I was talking to my wife on the phone yesterday, and she asked what I knew about the 2009 Prius. I asked what she was talking about, and she started telling me about some of the features. She said that Toyota has been keeping the details pretty quiet, but details are available. Actually, I think it has come up here a couple of times, but here’s a picture:
There have been some pretty big claims about fuel efficiency:
Auto Observer reports that the next generation of Toyota’s wildly successful Prius hybrid “is coming soon and will launch at the Detroit auto show in January 2009.” The car will be “a touch bigger so offering more space. It will come with stronger 1.8-liter hybrid performance yet at the same time boast even better economy and class leading emissions, if early word is correct.” The Prius will feature “a bigger 1797 cc four cylinder gas engine to cope with the bigger body and counter criticism in some quarters of the weedy performance of the current 1.5,” boosting the total output of the car to 160 horsepower (up from the current 110). Sources say Toyota rates the new configuration for 94 mpg.

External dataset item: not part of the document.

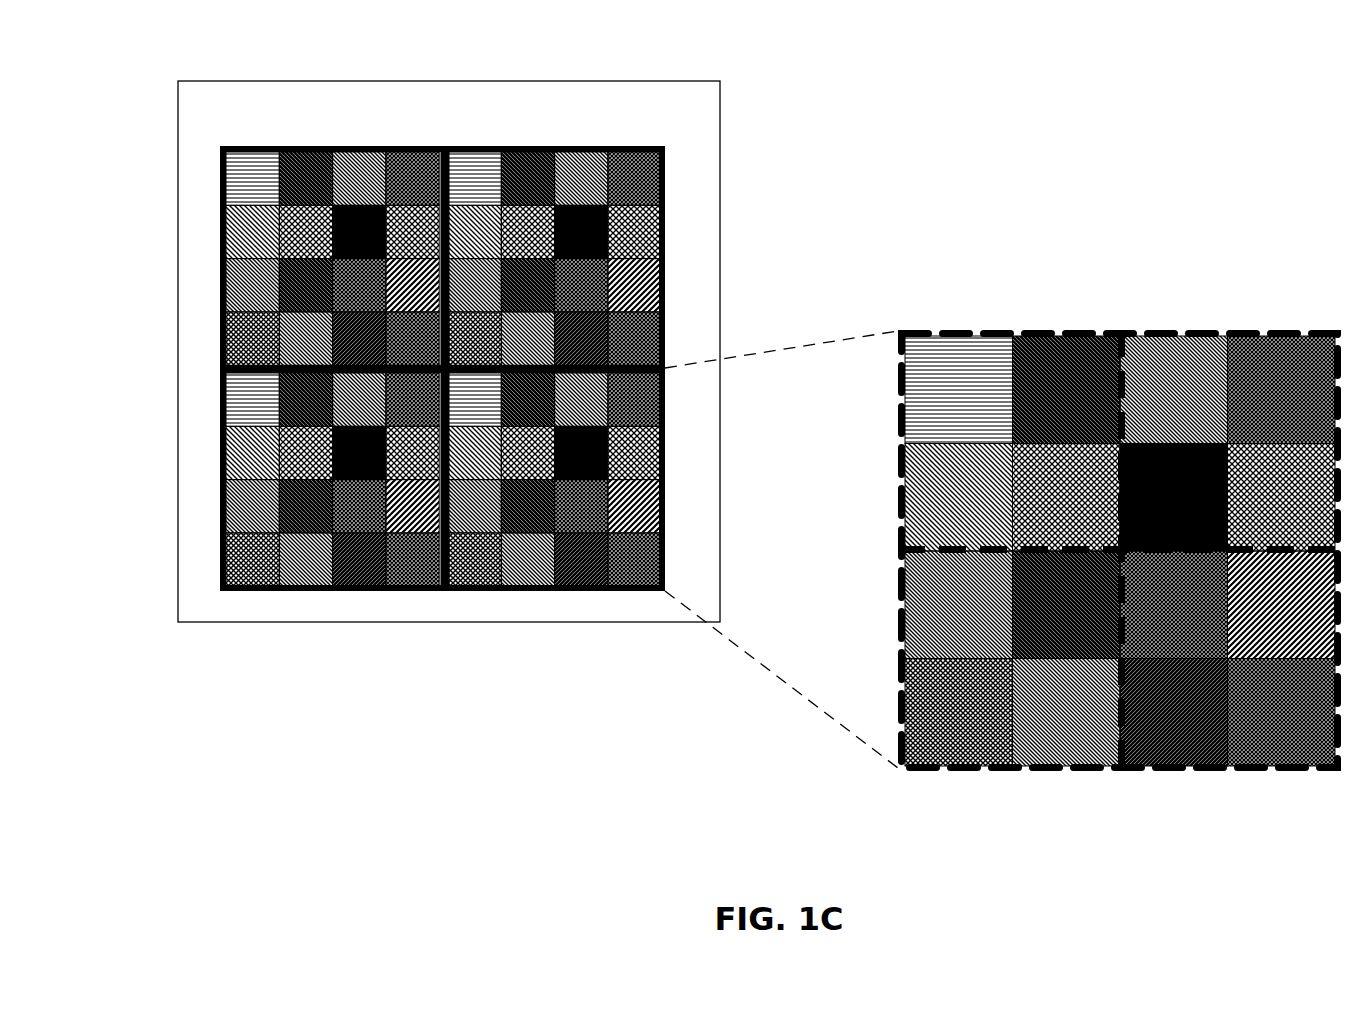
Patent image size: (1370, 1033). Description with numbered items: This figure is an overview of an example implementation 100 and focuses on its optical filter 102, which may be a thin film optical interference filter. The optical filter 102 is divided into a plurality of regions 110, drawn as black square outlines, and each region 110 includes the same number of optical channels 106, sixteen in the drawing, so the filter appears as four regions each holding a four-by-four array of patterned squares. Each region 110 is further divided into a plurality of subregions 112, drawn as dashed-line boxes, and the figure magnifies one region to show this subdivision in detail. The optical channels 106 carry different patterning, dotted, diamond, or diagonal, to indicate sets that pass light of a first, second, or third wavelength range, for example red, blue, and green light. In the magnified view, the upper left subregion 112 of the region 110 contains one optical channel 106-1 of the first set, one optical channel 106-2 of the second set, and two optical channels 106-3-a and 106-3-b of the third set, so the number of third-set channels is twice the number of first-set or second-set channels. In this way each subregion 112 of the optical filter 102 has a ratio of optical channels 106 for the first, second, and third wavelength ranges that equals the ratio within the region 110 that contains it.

The New York Times also had some recent coverage:
A third generation of the Toyota Prius gas-electric hybrid car has been eagerly anticipated. Though Toyota has not officially announced when the redesigned Prius would appear, unofficially, automotive journalists had been tipped to expect it sometime in 2008, as a 2009 model.
However, news reports from Japan last week said the car has been delayed by at least six months, to early 2009.
Whether the delay is real or not, it appears that the battery problems are plenty real. Previously, Toyota set a goal of reducing the size of the battery pack in the next Prius by 50 percent, while also increasing its efficiency.
The delay is apparently to give Toyota engineers time to retro-fit the new Prius design with the old-style nickel metal hydride batteries they’d hoped to be rid of. At least initially, the new Prius will still have nickel metal hydride batteries, Nikkan Kogyo reported. Lithium ion power is not ready for prime time (remember all the exploding laptop batteries made of the same substance?). Lithium ion gets unstable under extreme pressure – apparently too unstable for automotive use at this stage of its development.
I am going to try to hold out until the 2009s come out before I get another car. I think I can manage that, and I am really intent on getting one of these new, ultra-high mileage vehicles.